Leading pro-life organization Susan B. Anthony Pro-Life America released a statement praising the First Circuit for “shut[ting] down Big Abortion’s desperate money grab.” 

“The American people, through Congress, spoke clearly with the One Big Beautiful Bill Act. Taxpayers should not be forced to spend a dime funding a brutal industry that ends at least 1.1 million lives a year, harms women while providing dwindling, substandard health care services, and engages in partisan political activism – especially when more accessible, more comprehensive options outnumber Planned Parenthoods 15 to 1,” SBA Pro-Life America President Marjorie Dannenfelser said. “We are confident the Trump administration will prevail against the abortion industry’s lawfare.”
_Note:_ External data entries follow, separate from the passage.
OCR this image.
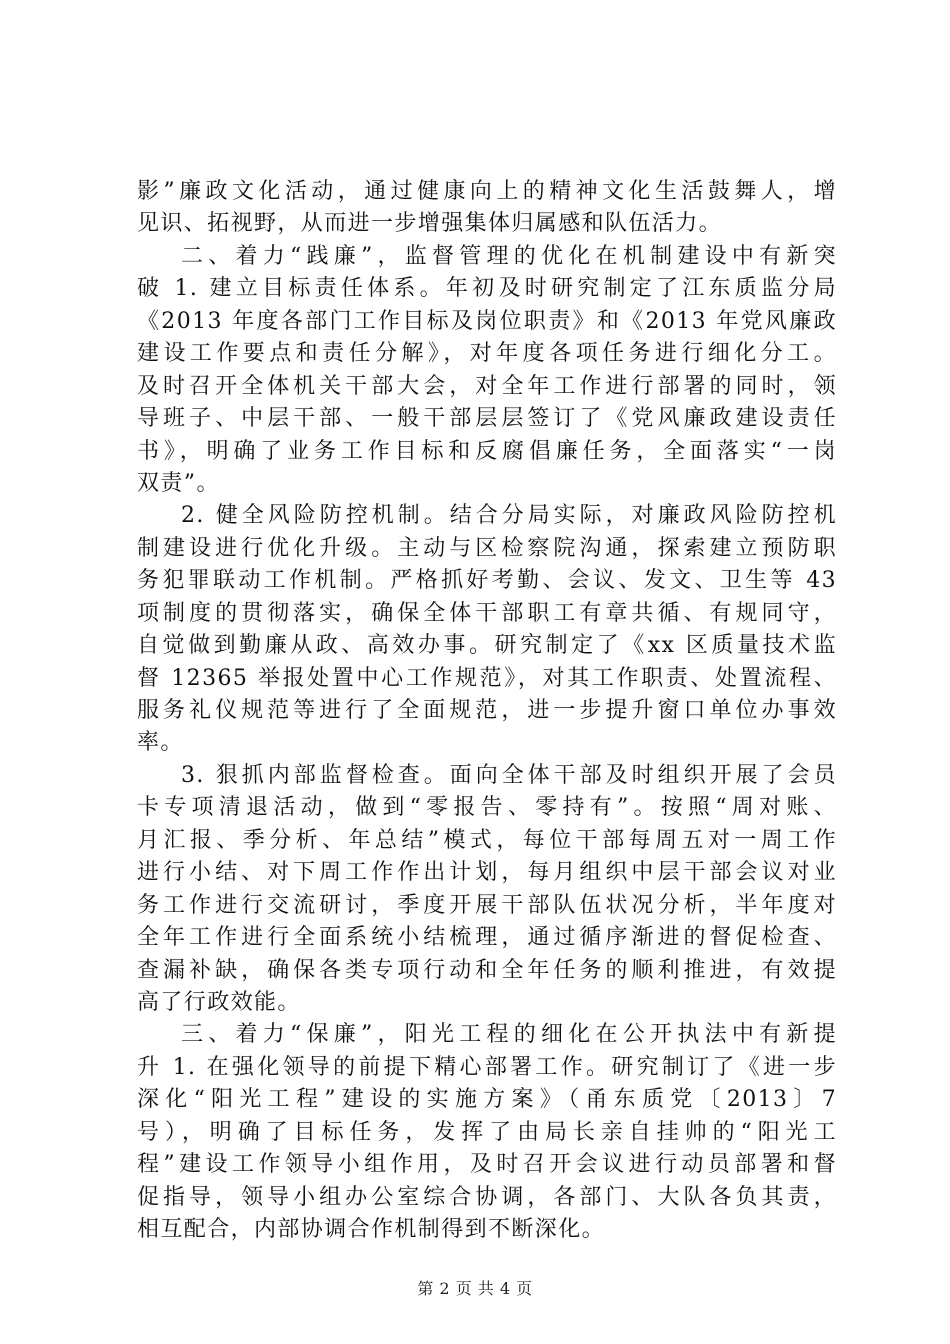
影”廉政文化活动，通过健康向上的精神文化生活鼓舞人，增
见识、拓视野，从而进一步增强集体归属感和队伍活力。
二、着力“践廉”，监督管理的优化在机制建设中有新突
破 1. 建立目标责任体系。年初及时研究制定了江东质监分局
《2013 年度各部门工作目标及岗位职责》和《2013 年党风廉政
建设工作要点和责任分解》，对年度各项任务进行细化分工。
及时召开全体机关干部大会，对全年工作进行部署的同时，领
导班子、中层干部、一般干部层层签订了《党风廉政建设责任
书》，明确了业务工作目标和反腐倡廉任务，全面落实“一岗
双责”。
2. 健全风险防控机制。结合分局实际，对廉政风险防控机
制建设进行优化升级。主动与区检察院沟通，探索建立预防职
务犯罪联动工作机制。严格抓好考勤、会议、发文、卫生等 43
项制度的贯彻落实，确保全体干部职工有章共循、有规同守，
自觉做到勤廉从政、高效办事。研究制定了《xx 区质量技术监
督 12365 举报处置中心工作规范》，对其工作职责、处置流程、
服务礼仪规范等进行了全面规范，进一步提升窗口单位办事效
率。
3. 狠抓内部监督检查。面向全体干部及时组织开展了会员
卡专项清退活动，做到“零报告、零持有”。按照“周对账、
月汇报、季分析、年总结”模式，每位干部每周五对一周工作
进行小结、对下周工作作出计划，每月组织中层干部会议对业
务工作进行交流研讨，季度开展干部队伍状况分析，半年度对
全年工作进行全面系统小结梳理，通过循序渐进的督促检查、
查漏补缺，确保各类专项行动和全年任务的顺利推进，有效提
高了行政效能。
三、着力“保廉”，阳光工程的细化在公开执法中有新提
升 1. 在强化领导的前提下精心部署工作。研究制订了《进一步
深化“阳光工程”建设的实施方案》（甬东质党〔2013〕7
号），明确了目标任务，发挥了由局长亲自挂帅的“阳光工
程”建设工作领导小组作用，及时召开会议进行动员部署和督
促指导，领导小组办公室综合协调，各部门、大队各负其责，
相互配合，内部协调合作机制得到不断深化。
第 2 页 共 4 页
Planned Parenthood’s most recent annual report revealed record abortions and taxpayer funding in 2023-2024.

The report, called “A Force For Hope,” states that 402,230 unborn babies were killed in abortions, up from 392,715 the previous year. At the same time, the organization received $792.2 million in taxpayer funding, up almost $100 million from the previous year.

In June, the Supreme Court separately ruled that South Carolina could block Planned Parenthood from receiving Medicaid funds, finding that Planned Parenthood could not sue the state under a civil rights law.

The case is Planned Parenthood Federation of America v. Robert F. Kennedy Jr., No. 25-1698 in the U.S. Court of Appeals for the First Circuit.